Download or read book Thomas Jefferson Versus Alexander Hamilton written by Noble E. Cunningham Jr and published by Bedford. This book was released on 2000-03-17 with total page 176 pages. Available in PDF, EPUB and Kindle. Book excerpt: This documentary study of Thomas Jefferson and Alexander Hamilton focuses on their differing views of society and government in the formative years of the new American nation. Interweaving more than 40 documents into 7 chronological chapters, the text follows the lives and careers of the two men from their youth, through the Revolutionary War, to the death of Hamilton in 1804. In each chapter, generous excerpts from their public papers and private letters reveal the two men’s often divergent views on government and the Constitution, economic and foreign policy, and the military, and illustrate the roles they played in the emergence of political parties.
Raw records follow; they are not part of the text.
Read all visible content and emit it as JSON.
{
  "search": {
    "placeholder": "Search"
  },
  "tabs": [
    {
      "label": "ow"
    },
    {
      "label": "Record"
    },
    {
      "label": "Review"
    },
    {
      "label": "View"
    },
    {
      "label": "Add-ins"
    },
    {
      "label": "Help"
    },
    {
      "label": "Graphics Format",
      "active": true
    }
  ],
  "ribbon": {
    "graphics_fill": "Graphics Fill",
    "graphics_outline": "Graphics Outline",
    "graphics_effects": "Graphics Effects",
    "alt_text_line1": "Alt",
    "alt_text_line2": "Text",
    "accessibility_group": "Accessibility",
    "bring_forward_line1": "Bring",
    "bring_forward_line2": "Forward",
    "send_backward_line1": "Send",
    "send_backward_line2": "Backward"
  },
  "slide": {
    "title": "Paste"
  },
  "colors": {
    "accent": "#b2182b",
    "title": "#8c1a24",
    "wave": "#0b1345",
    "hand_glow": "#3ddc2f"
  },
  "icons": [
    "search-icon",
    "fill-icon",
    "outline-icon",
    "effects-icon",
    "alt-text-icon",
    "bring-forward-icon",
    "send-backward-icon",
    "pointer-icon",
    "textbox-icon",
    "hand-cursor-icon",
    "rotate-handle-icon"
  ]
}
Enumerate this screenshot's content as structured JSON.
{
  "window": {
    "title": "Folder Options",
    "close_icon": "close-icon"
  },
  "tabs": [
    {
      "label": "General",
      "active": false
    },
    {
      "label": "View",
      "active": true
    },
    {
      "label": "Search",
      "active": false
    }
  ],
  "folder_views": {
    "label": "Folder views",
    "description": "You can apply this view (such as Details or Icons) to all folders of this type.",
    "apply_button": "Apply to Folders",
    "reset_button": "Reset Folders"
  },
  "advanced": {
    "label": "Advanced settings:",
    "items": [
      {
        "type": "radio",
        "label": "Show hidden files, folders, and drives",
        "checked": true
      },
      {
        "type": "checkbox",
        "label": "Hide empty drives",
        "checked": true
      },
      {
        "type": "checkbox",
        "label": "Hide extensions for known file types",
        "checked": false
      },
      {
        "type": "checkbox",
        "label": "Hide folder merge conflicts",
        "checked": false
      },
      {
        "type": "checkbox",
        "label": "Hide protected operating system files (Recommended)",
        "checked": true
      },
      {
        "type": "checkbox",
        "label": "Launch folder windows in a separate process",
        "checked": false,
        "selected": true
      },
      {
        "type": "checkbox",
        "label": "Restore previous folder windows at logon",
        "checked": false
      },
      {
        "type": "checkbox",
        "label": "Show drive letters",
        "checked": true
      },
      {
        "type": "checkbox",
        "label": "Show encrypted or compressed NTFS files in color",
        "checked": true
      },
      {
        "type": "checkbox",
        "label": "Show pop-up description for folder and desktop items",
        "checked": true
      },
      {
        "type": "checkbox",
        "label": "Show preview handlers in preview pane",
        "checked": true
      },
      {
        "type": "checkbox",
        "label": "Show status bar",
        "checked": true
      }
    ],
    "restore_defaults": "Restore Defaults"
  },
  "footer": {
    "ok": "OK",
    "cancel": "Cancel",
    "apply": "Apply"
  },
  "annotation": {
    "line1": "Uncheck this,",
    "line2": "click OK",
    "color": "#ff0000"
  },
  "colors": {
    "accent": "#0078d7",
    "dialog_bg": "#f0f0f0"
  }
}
Reading Jefferson’s First Inaugural Address, the Report on Public Credit, the Kentucky Resolutions, and a host of other documents, students can explore first-hand the two men’s philosophies and the impact these had on the emerging nation.
Download or read book Aaron and Alexander written by Don Brown and published by Macmillan. This book was released on 2015-10-13 with total page 34 pages. Available in PDF, EPUB and Kindle. Book excerpt: The story of Aaron Burr and Alexander Hamilton, whose politics put these Founding Founders in constant conflict which led to the most famous duel in American history.